Çanakkale Ruhu

Av.İbrahim TAŞKESTİ

Sevgili Çubuklu dostlar, geçen hafta içerisinde nefes alma zorluğu nedeniyle üst solunum yolu bölgesinde küçük bir ameliyat geçirdim.

Bu nedenle haftalık buluşmamıza bir hafta ara vermeyi düşünüyorduk

ancak ameliyat meşakkatinin biraz azalması nedeniyle

bir önceki yazımızın devamı mahiyetinde kanaatlerimizi paylaşmaya devam ediyoruz. Bu arada aramıza katılan Sayın Hocamız Mümtaz'er TÜRKÖNE Beye Çubukhaber sitesine hoşgeldiniz diyorum.

 

TSK’nın  Kuzey Irak’ta başlattığı harekatın

kısa sürmesinin adeta bir sorun yumağına dönüştürülmesi,

Millet olarak sorun üretmede ne kadar mahir olduğumuzu

gösterdiği gibi güya  bu  sözde sorun geçen hafta içerisinde

siyasi, askeri geleneğimizde bugüne kadar pek karşılaşmadığımız

bazı ilklerin de yaşanmasına vesile oldu.

Muhtıra tarihimize de muhalefet partilerine yönelik,

özellikle de muhtırasever bir partiye karşı e-muhtıra verilmesi vakası eklenmiş oldu.

Ancak onca yapılan tartışma sonunda nereye ulaşıldı, kim ne kazandı, …

Sonuç kocaman bir hiiiç.

Gereksiz tartışmalara TSK’nın da dahil edilmiş olması TSK’nın başarılı operasyonunu gölgelemekten öteye gitmedi.

 

Yaşanan süreçte tartışılmayan, konuşulmayan tek şey vardı.

Yıllardır bu toplumun çiğerinde devam etmekte olan bu yangının kendisi, sorunun özüne inilemeyişi…
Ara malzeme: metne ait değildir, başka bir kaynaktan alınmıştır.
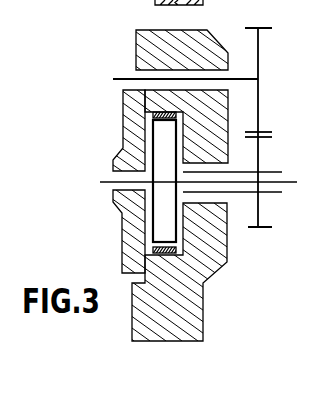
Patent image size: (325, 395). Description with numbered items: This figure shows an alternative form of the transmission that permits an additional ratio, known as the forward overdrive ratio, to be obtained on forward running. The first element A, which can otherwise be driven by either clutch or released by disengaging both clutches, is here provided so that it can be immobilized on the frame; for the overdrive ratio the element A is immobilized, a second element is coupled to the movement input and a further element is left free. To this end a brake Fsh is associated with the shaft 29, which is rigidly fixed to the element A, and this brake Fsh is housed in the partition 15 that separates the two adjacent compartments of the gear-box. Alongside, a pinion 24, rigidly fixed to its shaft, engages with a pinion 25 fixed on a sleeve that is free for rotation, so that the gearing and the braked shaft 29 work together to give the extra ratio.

The partition 15 is at (190, 315).
The pinion 24 is at (260, 60).
The pinion 25 is at (259, 213).
The shaft 29 is at (107, 183).
The first element A is at (287, 182).
The brake Fsh is at (163, 112).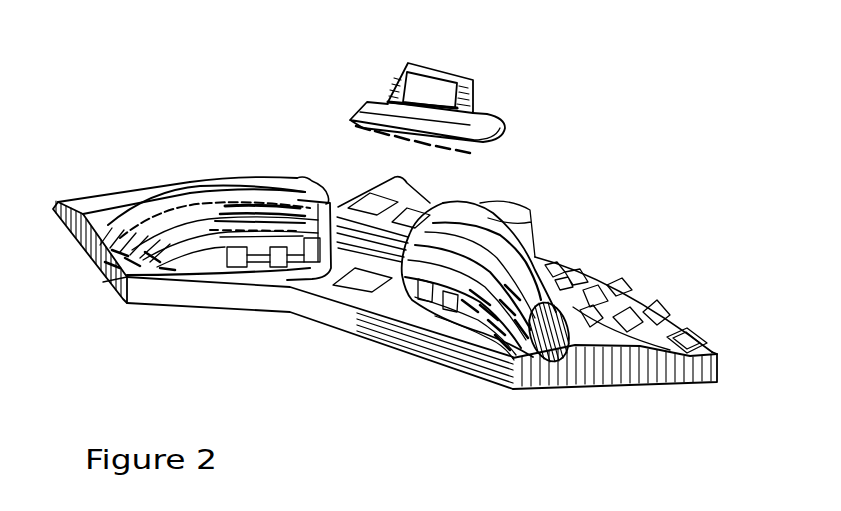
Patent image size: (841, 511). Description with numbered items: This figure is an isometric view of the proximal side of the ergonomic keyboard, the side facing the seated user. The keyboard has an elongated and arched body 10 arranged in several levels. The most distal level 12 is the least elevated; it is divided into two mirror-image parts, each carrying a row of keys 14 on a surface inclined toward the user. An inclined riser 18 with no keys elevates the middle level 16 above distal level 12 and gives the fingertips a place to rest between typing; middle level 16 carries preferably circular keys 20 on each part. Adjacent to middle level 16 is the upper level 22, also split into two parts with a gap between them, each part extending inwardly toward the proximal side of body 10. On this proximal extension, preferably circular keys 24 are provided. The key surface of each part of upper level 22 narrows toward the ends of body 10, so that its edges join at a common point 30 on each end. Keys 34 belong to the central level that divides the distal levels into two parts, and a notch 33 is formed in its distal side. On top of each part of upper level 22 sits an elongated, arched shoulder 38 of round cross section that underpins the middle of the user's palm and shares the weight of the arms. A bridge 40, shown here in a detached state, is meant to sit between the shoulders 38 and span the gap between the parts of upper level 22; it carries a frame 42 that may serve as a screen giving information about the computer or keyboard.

The body 10 is at (655, 86).
The distal level 12 is at (718, 346).
The keys 14 is at (683, 333).
The middle level 16 is at (667, 308).
The riser 18 is at (660, 337).
The keys 20 is at (630, 308).
The upper level 22 is at (217, 262).
The keys 24 is at (275, 258).
The common point 30 is at (103, 282).
The notch 33 is at (412, 198).
The keys 34 is at (372, 203).
The shoulder 38 is at (241, 187).
The bridge 40 is at (480, 120).
The frame 42 is at (463, 73).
bu yangına karşı askeri yöntemler dışında yapılması gerekenler …

veya yapılamayanlar…

veya şimdiye kadar yapılan yanlışlar…

İktidarıyla muhalefetiyle sorunun çözümüne yönelik yeni açılımlar…

 

Kanımca ASKER harekatı kısa tutmakla,

sınırlı bir hedef koymakla en doğru olanı yapmıştır.

Bu harekatla “TSK işte budur istediği takdirde en ağır koşullarda istenilen hedefi vurabilir” mesajını dosta/düşmana  vermiş,

asker dışı unsurlara bu sorunun çözümünün

sadece askeri yöntemlerle olamayacağını

deklare eder bir tarzda kışlasına dönmüş,

topu çözümün asıl mercii sivil yönetime atmıştır.
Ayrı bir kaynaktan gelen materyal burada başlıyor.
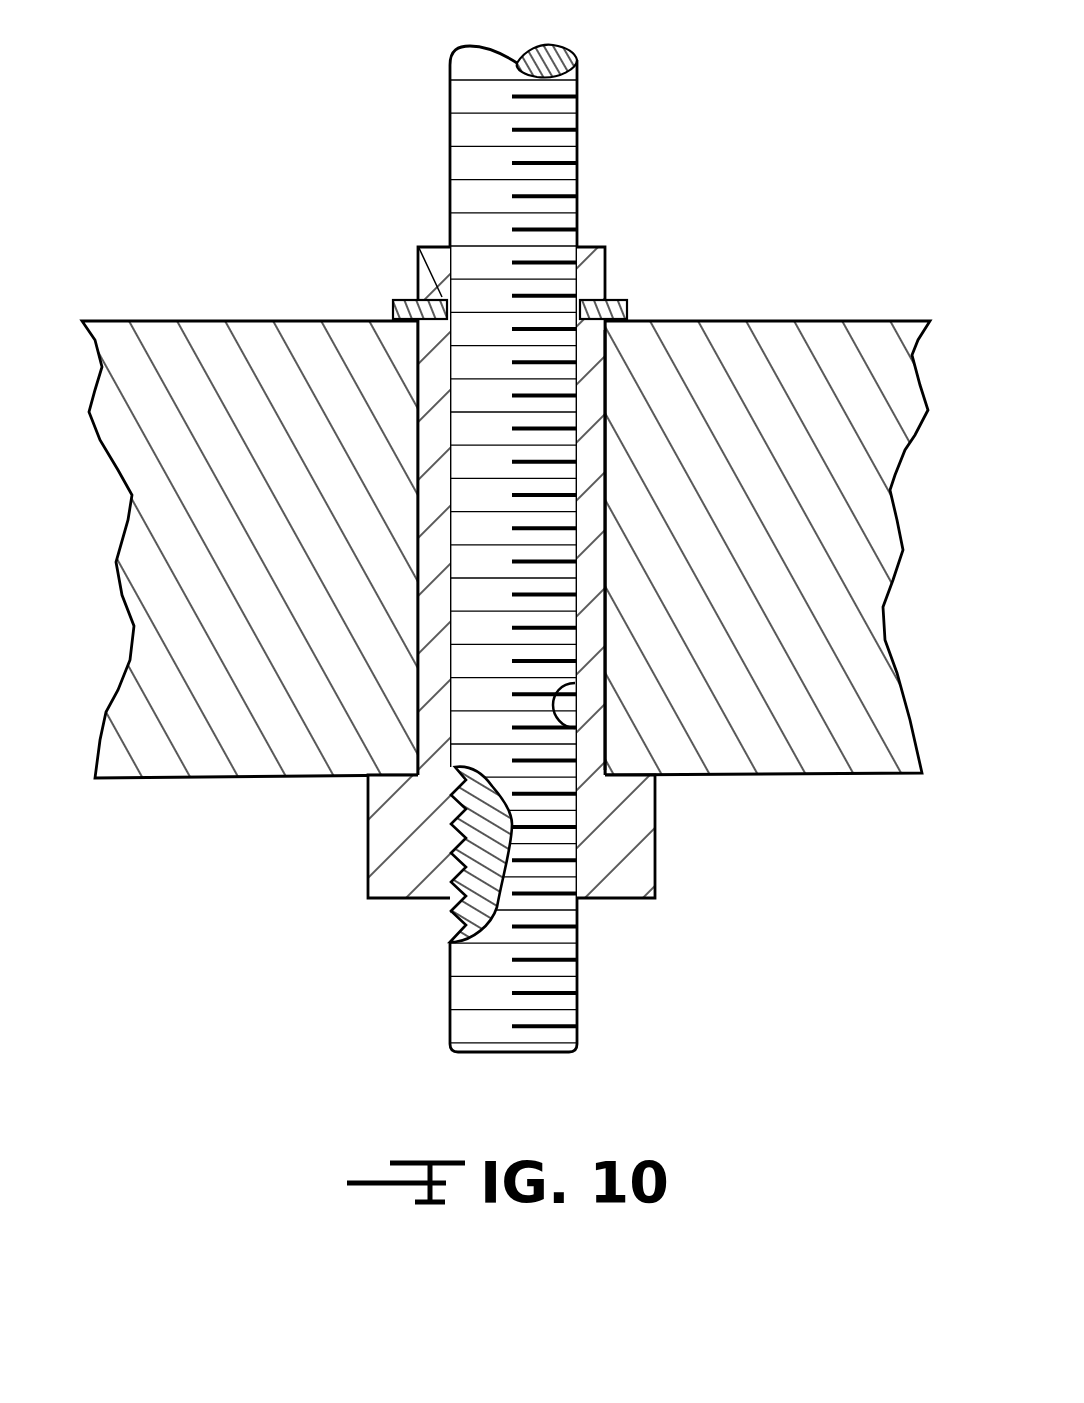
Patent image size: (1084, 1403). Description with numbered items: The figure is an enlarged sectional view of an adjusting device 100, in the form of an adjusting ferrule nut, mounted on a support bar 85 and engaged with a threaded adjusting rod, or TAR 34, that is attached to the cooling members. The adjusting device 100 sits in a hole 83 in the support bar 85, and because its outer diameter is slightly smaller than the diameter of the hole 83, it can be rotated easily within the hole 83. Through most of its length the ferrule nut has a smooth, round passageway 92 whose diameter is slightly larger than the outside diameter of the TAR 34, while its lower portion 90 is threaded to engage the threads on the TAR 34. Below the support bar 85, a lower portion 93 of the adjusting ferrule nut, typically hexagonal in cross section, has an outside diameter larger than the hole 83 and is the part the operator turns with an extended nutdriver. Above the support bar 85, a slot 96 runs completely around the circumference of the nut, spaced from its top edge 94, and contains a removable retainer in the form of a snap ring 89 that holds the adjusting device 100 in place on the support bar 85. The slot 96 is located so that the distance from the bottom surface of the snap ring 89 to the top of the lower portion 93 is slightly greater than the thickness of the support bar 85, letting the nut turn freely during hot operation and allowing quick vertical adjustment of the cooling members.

The TAR 34 is at (515, 143).
The hole 83 is at (607, 568).
The support bar 85 is at (228, 320).
The snap ring 89 is at (627, 300).
The lower portion 90 is at (462, 873).
The passageway 92 is at (575, 730).
The lower portion 93 is at (655, 898).
The top edge 94 is at (605, 248).
The slot 96 is at (442, 297).
The adjusting device 100 is at (414, 242).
Ancak muhalefet partilerinin harekâtın kısa tutulmasına vermiş oldukları aşırı tepkiden onlara göre çözümün askeri yöntemlerle olacağı hususunda ısrarlı olduklarını göstermiştir.Bir el usta bir şekilde sorunun özüne inilmesini gölgelemiştir.

 

Ancak ortada  söndürülmesi gerekli bir yangın vardır.
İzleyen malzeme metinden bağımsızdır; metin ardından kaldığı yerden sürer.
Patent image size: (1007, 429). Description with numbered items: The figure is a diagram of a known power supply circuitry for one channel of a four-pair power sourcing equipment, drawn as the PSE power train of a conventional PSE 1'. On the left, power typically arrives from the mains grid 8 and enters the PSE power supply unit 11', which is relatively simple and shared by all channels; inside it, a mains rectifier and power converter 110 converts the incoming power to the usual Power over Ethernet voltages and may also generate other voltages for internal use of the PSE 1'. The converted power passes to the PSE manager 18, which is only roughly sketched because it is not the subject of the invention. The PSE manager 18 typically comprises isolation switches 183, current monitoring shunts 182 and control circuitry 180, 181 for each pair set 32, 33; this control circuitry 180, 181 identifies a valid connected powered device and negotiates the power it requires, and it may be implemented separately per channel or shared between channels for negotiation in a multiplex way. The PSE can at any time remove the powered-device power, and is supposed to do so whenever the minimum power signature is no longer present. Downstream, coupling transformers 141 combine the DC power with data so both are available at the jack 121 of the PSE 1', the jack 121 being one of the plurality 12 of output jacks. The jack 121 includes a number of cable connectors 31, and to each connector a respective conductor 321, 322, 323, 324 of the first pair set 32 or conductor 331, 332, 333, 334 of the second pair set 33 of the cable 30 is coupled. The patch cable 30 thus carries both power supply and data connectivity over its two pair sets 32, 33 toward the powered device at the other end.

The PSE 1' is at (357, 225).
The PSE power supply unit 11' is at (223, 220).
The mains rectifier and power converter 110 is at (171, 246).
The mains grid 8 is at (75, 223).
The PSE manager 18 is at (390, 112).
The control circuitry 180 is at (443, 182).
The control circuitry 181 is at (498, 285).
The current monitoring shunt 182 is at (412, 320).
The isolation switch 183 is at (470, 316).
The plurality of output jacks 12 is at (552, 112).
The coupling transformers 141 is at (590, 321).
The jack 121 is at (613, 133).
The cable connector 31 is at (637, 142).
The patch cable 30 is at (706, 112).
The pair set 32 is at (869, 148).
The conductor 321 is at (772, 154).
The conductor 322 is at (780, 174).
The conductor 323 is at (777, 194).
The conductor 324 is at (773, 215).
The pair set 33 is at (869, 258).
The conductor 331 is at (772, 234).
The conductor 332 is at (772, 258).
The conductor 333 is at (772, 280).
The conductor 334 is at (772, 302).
Ta Malazgirtten  bu tarafa  Anadoluyu müştereken yurt edinen,

Çanakkalede birlikte destan yazan,

Kurtuluş savaşını  omuz  omuza birlikte veren

birbirinden kız almış, kız vermiş,

biyolojik kökenleri adeta  birbirine karışmış, akraba olmuş

bu nedenle en buhranlı dönemlerde dahi

hiçbir zaman birbirinden ayrılmayı aklına dahi getirmeyen,

devletin bu iki önemli unsuru bir takım mihraklar tarafından

karşı karşıya getirilmiş, getirilmek istenilmektedir.

 

Bu millet 30-40 yıldır, evlatlarını, maddi ve manevi varlıklarını,

bölgesindeki nice fırsatlarını bu yangın yüzünden heba etmektedir.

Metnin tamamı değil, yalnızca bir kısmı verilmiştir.